Rakesh's report highlighted the ongoing developments at Western Digital, including the spin-off of SanDisk (SNDK), and the company's hard disk drive (HDD) technology advancements. The analyst noted that Western Digital's HDDs are scaling well with UltraSMR technology being adopted by key cloud service provider customers. Additionally, initial Heat-Assisted Magnetic Recording (HAMR) products are currently being sampled and are expected to launch by 2027. The company has demonstrated strong financial performance with $15.6 billion in revenue over the last twelve months and maintains a healthy current ratio of 1.99, indicating strong liquidity. Get deeper insights into Western Digital's financial health and growth prospects with a comprehensive Pro Research Report, available exclusively on InvestingPro.

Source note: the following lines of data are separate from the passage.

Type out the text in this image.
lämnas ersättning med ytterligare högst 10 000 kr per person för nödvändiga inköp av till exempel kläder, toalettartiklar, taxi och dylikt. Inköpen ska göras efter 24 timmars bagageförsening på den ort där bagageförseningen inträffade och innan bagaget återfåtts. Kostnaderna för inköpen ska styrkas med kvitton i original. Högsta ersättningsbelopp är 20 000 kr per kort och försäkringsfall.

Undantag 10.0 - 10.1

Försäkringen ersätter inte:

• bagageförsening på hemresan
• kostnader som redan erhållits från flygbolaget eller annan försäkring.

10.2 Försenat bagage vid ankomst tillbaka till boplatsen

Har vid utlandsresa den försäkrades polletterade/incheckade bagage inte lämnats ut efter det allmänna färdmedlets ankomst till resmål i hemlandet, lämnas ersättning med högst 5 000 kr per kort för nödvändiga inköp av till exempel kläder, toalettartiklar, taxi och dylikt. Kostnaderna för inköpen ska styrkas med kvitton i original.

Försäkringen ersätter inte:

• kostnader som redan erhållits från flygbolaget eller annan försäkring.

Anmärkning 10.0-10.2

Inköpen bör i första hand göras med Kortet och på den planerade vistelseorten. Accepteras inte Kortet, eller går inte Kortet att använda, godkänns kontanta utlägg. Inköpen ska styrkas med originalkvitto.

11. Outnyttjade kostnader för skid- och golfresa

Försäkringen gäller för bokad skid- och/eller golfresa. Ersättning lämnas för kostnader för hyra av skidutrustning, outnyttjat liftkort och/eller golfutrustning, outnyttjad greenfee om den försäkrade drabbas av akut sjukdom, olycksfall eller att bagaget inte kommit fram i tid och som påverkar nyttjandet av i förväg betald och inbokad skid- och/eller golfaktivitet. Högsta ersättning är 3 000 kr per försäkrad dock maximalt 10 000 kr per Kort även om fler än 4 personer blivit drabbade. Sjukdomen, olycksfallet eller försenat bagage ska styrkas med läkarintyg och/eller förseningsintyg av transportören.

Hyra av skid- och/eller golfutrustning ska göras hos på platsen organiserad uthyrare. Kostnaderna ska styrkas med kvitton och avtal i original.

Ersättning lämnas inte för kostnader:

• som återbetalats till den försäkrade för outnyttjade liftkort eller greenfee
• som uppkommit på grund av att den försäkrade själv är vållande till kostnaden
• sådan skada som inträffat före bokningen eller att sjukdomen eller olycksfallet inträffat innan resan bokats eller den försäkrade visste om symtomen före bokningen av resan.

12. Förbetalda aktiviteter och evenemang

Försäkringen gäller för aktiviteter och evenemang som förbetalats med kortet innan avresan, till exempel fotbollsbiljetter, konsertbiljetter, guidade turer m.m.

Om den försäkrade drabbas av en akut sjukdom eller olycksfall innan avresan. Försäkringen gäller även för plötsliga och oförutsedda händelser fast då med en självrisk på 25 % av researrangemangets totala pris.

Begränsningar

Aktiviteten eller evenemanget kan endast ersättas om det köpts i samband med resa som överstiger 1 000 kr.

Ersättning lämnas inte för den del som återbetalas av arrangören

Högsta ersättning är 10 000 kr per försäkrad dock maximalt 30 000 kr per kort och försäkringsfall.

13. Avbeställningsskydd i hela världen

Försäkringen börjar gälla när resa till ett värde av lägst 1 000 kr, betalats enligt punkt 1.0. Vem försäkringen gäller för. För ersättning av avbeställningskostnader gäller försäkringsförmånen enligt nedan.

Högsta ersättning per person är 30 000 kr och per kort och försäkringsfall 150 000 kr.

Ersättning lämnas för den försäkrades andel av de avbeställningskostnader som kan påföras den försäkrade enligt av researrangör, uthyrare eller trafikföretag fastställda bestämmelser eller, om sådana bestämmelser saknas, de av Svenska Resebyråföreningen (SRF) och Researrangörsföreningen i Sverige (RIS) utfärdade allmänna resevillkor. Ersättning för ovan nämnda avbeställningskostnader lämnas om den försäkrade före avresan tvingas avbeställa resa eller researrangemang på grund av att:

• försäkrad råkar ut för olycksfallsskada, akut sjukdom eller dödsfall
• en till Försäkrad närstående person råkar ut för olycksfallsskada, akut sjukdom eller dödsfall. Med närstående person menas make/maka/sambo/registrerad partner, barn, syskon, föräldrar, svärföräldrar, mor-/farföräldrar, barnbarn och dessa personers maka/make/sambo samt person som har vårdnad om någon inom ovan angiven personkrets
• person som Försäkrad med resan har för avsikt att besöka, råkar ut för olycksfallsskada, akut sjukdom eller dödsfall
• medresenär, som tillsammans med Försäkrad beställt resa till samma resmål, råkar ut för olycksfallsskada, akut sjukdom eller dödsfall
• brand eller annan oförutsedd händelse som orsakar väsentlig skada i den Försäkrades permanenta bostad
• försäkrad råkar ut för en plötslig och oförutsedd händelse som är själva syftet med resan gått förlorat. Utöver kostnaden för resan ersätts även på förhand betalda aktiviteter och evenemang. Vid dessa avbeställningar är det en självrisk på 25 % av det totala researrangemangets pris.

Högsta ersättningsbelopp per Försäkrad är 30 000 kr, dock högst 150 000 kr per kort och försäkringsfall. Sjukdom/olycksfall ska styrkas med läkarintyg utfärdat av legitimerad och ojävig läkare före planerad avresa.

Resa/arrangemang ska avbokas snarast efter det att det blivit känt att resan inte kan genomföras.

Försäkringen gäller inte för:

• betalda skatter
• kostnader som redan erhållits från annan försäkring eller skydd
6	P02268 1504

Despite the lowered forecasts and price target, Mizuho's Outperform rating indicates the firm's belief that Western Digital's stock will continue to perform well relative to the market or its sector in the foreseeable future.

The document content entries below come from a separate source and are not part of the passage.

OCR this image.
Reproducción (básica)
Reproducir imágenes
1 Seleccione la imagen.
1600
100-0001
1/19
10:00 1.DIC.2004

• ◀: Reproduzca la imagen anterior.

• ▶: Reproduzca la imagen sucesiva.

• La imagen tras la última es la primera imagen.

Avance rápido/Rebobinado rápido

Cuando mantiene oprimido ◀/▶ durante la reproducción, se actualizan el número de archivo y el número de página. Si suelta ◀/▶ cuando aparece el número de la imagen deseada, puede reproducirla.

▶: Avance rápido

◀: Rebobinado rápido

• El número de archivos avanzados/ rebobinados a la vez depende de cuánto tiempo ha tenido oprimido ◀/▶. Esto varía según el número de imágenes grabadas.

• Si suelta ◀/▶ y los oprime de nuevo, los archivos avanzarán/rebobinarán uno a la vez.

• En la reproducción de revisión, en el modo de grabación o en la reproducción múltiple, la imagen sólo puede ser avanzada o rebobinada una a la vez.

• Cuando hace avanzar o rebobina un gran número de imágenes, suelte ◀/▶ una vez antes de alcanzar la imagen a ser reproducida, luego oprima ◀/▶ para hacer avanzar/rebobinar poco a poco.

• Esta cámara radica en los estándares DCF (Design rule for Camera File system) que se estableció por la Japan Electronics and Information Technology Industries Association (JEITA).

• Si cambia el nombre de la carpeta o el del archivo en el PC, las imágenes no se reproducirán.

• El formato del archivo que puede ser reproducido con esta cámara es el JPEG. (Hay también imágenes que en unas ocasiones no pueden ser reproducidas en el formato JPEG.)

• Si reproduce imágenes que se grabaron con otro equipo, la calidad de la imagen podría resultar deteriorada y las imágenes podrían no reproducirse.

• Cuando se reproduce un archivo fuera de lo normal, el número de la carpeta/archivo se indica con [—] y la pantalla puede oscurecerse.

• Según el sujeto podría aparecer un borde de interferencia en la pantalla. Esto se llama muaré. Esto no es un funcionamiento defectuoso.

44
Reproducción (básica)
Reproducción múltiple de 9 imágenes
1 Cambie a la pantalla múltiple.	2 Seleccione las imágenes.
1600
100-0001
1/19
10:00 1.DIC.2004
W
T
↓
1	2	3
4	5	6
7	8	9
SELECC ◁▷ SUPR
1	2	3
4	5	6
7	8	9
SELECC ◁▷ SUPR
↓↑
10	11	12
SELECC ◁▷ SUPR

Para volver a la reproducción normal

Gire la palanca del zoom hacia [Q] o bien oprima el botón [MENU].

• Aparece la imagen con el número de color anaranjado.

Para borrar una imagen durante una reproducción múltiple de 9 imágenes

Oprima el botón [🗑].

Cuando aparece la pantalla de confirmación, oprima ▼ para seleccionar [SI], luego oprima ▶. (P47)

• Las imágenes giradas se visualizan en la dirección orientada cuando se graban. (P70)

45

In other recent news, Western Digital Corp has completed the spinoff of its flash business into Sandisk Corporation, marking a significant restructuring move. The company has reclassified Sandisk's historical results as discontinued operations in its financial statements, providing preliminary unaudited financial information for investors. Additionally, Western Digital announced plans to redeem $1.8 billion in senior notes, a strategic decision aimed at optimizing its capital structure.

Analyst firms have weighed in on Western Digital's position within the industry. BofA Securities maintained a Buy rating with a $58 price target, citing confidence in the company's competitive positioning and its focus on technological advancements in the hard disk drive market. Meanwhile, Benchmark analysts have maintained a Hold rating, reflecting cautious optimism amid broader market trends influenced by competitors like Micron (NASDAQ:MU).

These developments come as Western Digital continues to navigate the dynamic landscape of the memory chip market, with a focus on enhancing its core technologies and managing its financial health.